Steven Ritter, March 18, 2012
BRUMEL, A.: Missa pro defunctis / CRECQUILLON, T.: Lamentationes Jeremiae (endBeginning) (New York Polyphony)
Four years ago, I last wrote about New York Polyphony, the male vocal quartet who here makes its debut on BIS. The recording was a Christmas program and included the following description: “…these are ideally matched, sensitively balanced voices, warm yet vibrant in the tradition of groups such as the Hilliard Ensemble. And the singing is impeccable–the breathing, the phrasing, all of the ensemble work shows musicians at one with each other and with the music at hand. (Type New York Polyphony in Search Reviews to read the entire review.)
There’s really nothing new to add to that, except perhaps that in the last few years the ensemble has developed even more refined soft singing and–if it’s possible–a more vibrant resonance when they want to emphasize a particularly rich harmonic moment or passage. The fact is, however closely you want to analyze the sound and the performance, you’ll find nothing but reasons to keep listening–and plenty to support an argument for New York Polyphony’s preeminence among today’s male vocal ensembles.
This program of mostly 16th-century works from Franco-Flemish composers suits these voices especially well–for me the expressive range and vocal ensemble technique displayed in Clemens’ Tristitia obsedit me was a highlight (not to mention the gorgeous music itself), along with Josquin’s Absalon fili mi.

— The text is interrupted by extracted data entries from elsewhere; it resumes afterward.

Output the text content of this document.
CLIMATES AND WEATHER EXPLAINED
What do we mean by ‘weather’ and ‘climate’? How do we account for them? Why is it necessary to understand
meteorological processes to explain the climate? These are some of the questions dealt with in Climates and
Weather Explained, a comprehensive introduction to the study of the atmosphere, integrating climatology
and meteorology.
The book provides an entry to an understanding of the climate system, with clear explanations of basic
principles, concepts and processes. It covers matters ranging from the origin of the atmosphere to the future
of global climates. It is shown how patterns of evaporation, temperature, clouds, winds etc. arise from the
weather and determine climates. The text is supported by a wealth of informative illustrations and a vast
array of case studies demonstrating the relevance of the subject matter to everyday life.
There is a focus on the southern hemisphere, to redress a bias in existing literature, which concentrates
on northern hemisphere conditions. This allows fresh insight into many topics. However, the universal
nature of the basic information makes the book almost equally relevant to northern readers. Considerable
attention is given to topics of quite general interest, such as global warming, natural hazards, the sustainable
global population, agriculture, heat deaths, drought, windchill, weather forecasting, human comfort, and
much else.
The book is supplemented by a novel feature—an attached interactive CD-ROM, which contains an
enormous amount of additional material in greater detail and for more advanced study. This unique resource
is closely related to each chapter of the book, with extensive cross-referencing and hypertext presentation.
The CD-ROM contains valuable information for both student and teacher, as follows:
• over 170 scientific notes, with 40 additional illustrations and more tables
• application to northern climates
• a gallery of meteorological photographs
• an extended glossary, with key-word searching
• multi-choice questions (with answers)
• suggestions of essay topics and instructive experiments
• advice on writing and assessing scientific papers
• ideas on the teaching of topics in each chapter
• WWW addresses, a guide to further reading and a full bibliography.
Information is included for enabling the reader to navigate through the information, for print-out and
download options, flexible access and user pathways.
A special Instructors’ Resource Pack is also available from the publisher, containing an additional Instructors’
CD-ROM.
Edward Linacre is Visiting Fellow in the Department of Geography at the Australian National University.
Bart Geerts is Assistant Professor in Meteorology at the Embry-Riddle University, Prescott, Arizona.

American composer Jackson Hill (b. 1941) wrote Ma fin est mon commencement for New York Polyphony, and it’s described as “a fantasy on Machaut’s original”; but whether or not you are familiar with that work, the undulating lines, close-textured, modern/ancient harmonic structure, and the phrases that build purposefully to several climactic points–and fully exploiting that vibrant resonance mentioned above–will keep your full attention while leaving no doubt as to this modern (2009) work’s rightful place on the program. This superb BIS production, ideally recorded in a Swedish church, bodes well for what looks like the beginning of a beautiful relationship.